TechWhirl (TECHWR-L) is a resource for technical writing and technical communications professionals of all experience levels and in all industries to share their experiences and acquire information.
For two decades, technical communicators have turned to TechWhirl to ask and answer questions about the always-changing world of technical communications, such as tools, skills, career paths, methodologies, and emerging industries. The TechWhirl Archives and magazine, created for, by and about technical writers, offer a wealth of knowledge to everyone with an interest in any aspect of technical communications.

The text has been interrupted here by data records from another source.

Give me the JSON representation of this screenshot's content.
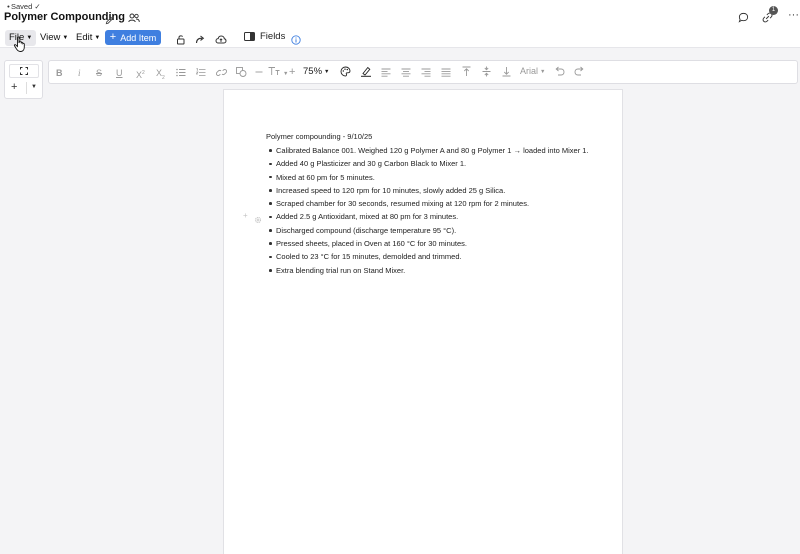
{
  "header": {
    "saved_label": "Saved",
    "saved_check": "✓",
    "title": "Polymer Compounding",
    "share_count": "1",
    "more": "···"
  },
  "menubar": {
    "file": "File",
    "view": "View",
    "edit": "Edit",
    "add_item": "Add Item",
    "fields": "Fields"
  },
  "toolbar": {
    "bold": "B",
    "italic": "i",
    "strike": "S",
    "underline": "U",
    "superscript": "X",
    "subscript": "X",
    "zoom": "75%",
    "font": "Arial"
  },
  "document": {
    "heading": "Polymer compounding - 9/10/25",
    "items": [
      "Calibrated Balance 001. Weighed 120 g Polymer A and 80 g Polymer 1 → loaded into Mixer 1.",
      "Added 40 g Plasticizer and 30 g Carbon Black to Mixer 1.",
      "Mixed at 60 pm for 5 minutes.",
      "Increased speed to 120 rpm for 10 minutes, slowly added 25 g Silica.",
      "Scraped chamber for 30 seconds, resumed mixing at 120 rpm for 2 minutes.",
      "Added 2.5 g Antioxidant, mixed at 80 pm for 3 minutes.",
      "Discharged compound (discharge temperature 95 °C).",
      "Pressed sheets, placed in Oven at 160 °C for 30 minutes.",
      "Cooled to 23 °C for 15 minutes, demolded and trimmed.",
      "Extra blending trial run on Stand Mixer."
    ]
  },
  "colors": {
    "accent": "#3f7fe0",
    "info": "#3f7fe0",
    "background": "#f4f4f6"
  }
}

Just thought of one other place, where metadiscourse is not only
appropriate, but possibly critical: when building a database for
multiple-delivery (AKA single-source) documentation. Each chunk in the
database should probably be described. In this case, the audience for the
metadiscourse is the person using the documentation chunks in the database
to build a document, and the metadiscourse is probably not going to appear
in the finished document.
---
Office:
mike -dot- huber -at- software -dot- rockwell -dot- com
Home:
nax -at- execpc -dot- com
> From: Huber, Mike
> Metadiscourse has it's place.
...
> > -----Original Message-----
> > From: Ben Kovitz [mailto:apteryx -at- CHISP -dot- NET]
>
> > Funny that you should bring this up. I call it "metatext" and
> > it's one of my pet peeves. In documents produced within
> > particularly bureaucratic organizations, I've seen documents that
> > were about 50% metatext. An easy way to clean up bloated,
> > boring manuals that no one wants to read is to go in and carve
> > out the metatext. I think it's almost always a cop-out, more an
> > attempt to "look busy" than to say something useful to a reader.